Migration Guide: V1 to V2

Overview

GhostCVEs V2 represents a complete architectural overhaul with a fresh database schema, 6-stage processing pipeline, and machine learning capabilities. This guide covers migration from the original system to V2.

Key Decision: V2 uses a fresh database schema with NO backward compatibility.
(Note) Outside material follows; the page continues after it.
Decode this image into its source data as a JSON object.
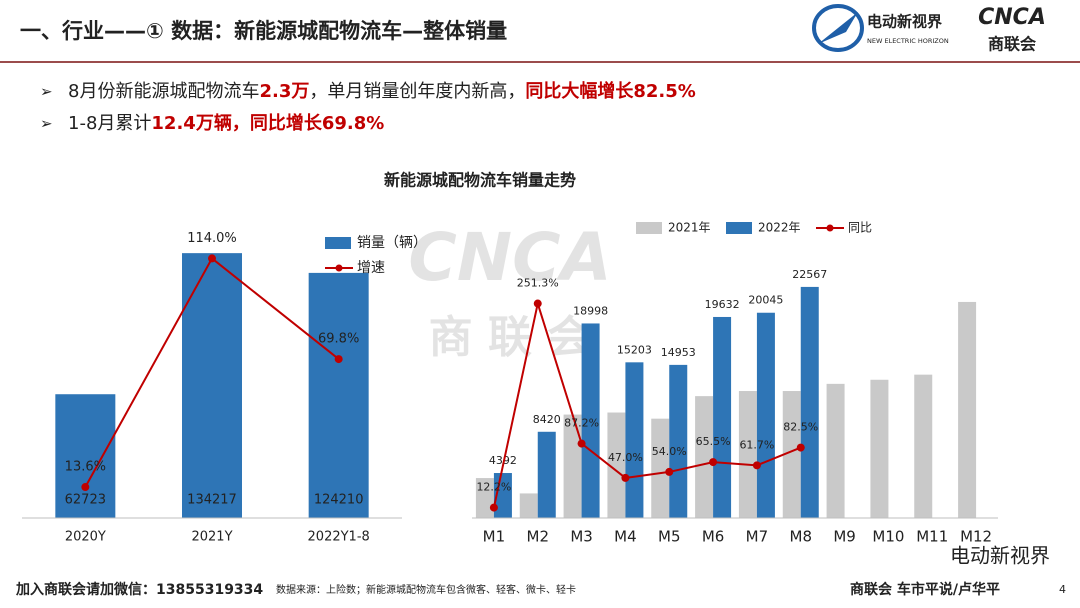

This is intentional—the old data has quality issues (40-60% false positives) and the new system requires different data structures.

Why a Fresh Start?

Problems with V1 Data

High False Positive Rate (40-60%)
- No grace period for technical sync delays
- No confidence scoring
- No source reliability tracking
- Many "ghosts" were just normal publication lag
Missing Context
- No disclosure classification
- No root cause attribution
- No CNA information
- No multi-source validation
Inconsistent Validation
- Only used local NVD data (often stale)
- No CVE.org API integration
- No validation caching
- No fallback chain
No Learning System
- Fixed confidence scores
- No resolution tracking
- No historical analysis
- No pattern recognition

Benefits of Fresh Schema

Clean Baseline: Start with world-class detection from day one
New Data Model: Supports 6-stage pipeline and learning system
Better Performance: Optimized indexes and queries
No Legacy Baggage: No need to support old structures

Migration Strategy

Option 1: Clean Migration (Recommended)

Best for: Most users, production deployments

Steps:

Back up existing database
Create fresh V2 database
Initialize with default sources and CNAs
Start hunting with new system
Let learning system build reliability scores

Advantages:

No data quality issues
Immediate access to new features
Clean audit trail from V2 start

Disadvantages:

Lose historical ghost records
No pre-trained reliability scores

Option 2: Historical Analysis Only

Best for: Research, trend analysis

Steps:

Keep old database as read-only archive
Create separate V2 database
Optionally analyze old data for insights
Do NOT import old data into V2

Use Cases:

Compare V1 vs V2 false positive rates
Study historical ghost patterns
Validate V2 improvements

Step-by-Step Migration

Prerequisites

Python Environment:

python --version  # Must be 3.11+

Disk Space:

5GB for local CVE data
100MB for database
50MB for reports

Dependencies:

pip install -r requirements.txt

Step 1: Backup Existing Database

# Backup current database
cp ghost_log.db ghost_log_v1_backup_$(date +%Y%m%d_%H%M%S).db

# Verify backup
ls -lh ghost_log_v1_backup_*.db

Important: Keep this backup! You may want to analyze old data later.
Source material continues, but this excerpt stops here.